Di satu sisi sebagian masyarakat kita masih berkutat di bidang agraris, di sisi lain sebagian sudah melangkah ke dunia industri bahkan sebagian lagi sudah berada pada taraf dunia informasi. Fred W. Riggs menyebut masyarakat seperti ini sebagai masyarakat prismatik (prismatic society) . 

Kondisi masyarakat yang plural dan prismatik tersebut harus disikapi dengan arif agar bangsa Indonesia dapat menjadi survival of the fittes di dunia internasional dalam era globalisasi.
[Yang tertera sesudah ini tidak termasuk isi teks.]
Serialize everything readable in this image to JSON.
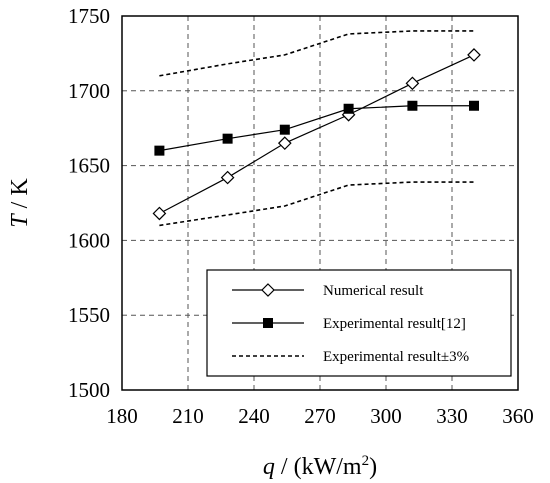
{
  "chart_data": {
    "type": "line",
    "xlabel": {
      "var": "q",
      "unit_prefix": " / (kW/m",
      "unit_sup": "2",
      "unit_suffix": ")"
    },
    "ylabel": {
      "var": "T",
      "unit": " / K"
    },
    "xlim": [
      180,
      360
    ],
    "ylim": [
      1500,
      1750
    ],
    "xticks": [
      180,
      210,
      240,
      270,
      300,
      330,
      360
    ],
    "yticks": [
      1500,
      1550,
      1600,
      1650,
      1700,
      1750
    ],
    "grid": true,
    "legend_position": "bottom-right",
    "series": [
      {
        "name": "Numerical result",
        "style": "solid",
        "marker": "open-diamond",
        "color": "#000000",
        "x": [
          197,
          228,
          254,
          283,
          312,
          340
        ],
        "y": [
          1618,
          1642,
          1665,
          1684,
          1705,
          1724
        ]
      },
      {
        "name": "Experimental result[12]",
        "style": "solid",
        "marker": "filled-square",
        "color": "#000000",
        "x": [
          197,
          228,
          254,
          283,
          312,
          340
        ],
        "y": [
          1660,
          1668,
          1674,
          1688,
          1690,
          1690
        ]
      },
      {
        "name": "Experimental result±3%",
        "style": "dashed",
        "marker": "none",
        "color": "#000000",
        "x": [
          197,
          228,
          254,
          283,
          312,
          340
        ],
        "y": [
          1710,
          1718,
          1724,
          1738,
          1740,
          1740
        ]
      },
      {
        "name": "",
        "style": "dashed",
        "marker": "none",
        "color": "#000000",
        "x": [
          197,
          228,
          254,
          283,
          312,
          340
        ],
        "y": [
          1610,
          1617,
          1623,
          1637,
          1639,
          1639
        ]
      }
    ]
  }
}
Dalam kondisi demikian, sistem yang diharapkan mampu mengantisipasi berbagai perubahan sosial adalah sistem hukum. Hukum tampil sebagai kekuatan untuk mengatur (regulative) dan melakukan integrasi(law as an integrative mechanism) sebagimana dikemukakan oleh Harry C. Bredemeier. 

Pluralitas masyarakat Indonesia---sebagai bagian Asia---seharusnya menjadi dasar penegakan hukumnya. Hukum dan masyarakat memiliki keterkaitan yang sangat kuat, bahkan Tamanaha mengatakan bahwa hukum memiliki a peculiar form of social life. Oleh Brian Z. Tamanaha dikatakan bahwa hukum dan masyarakat memiliki bingkai yang disebut The Law-Society Framework yang memiliki karakteristik hubungan tertentu. Hubungan tersebut ditunjukkan dengan dua komponen dasar. Komponen pertama terdiri dari dua tema pokok yaitu ide yang menyatakan bahwa hukum adalah cermin masyarakat dan ide bahwa fungsi hukum adalah untuk mempertahankan social order. Komponen kedua terdiri dari tiga elemen, yaitu: custom/consent; morality/reason; dan positive law. Custom/consent and morality/reason dapat dipahami dalam pemikiran Donald Black sebagai culture. 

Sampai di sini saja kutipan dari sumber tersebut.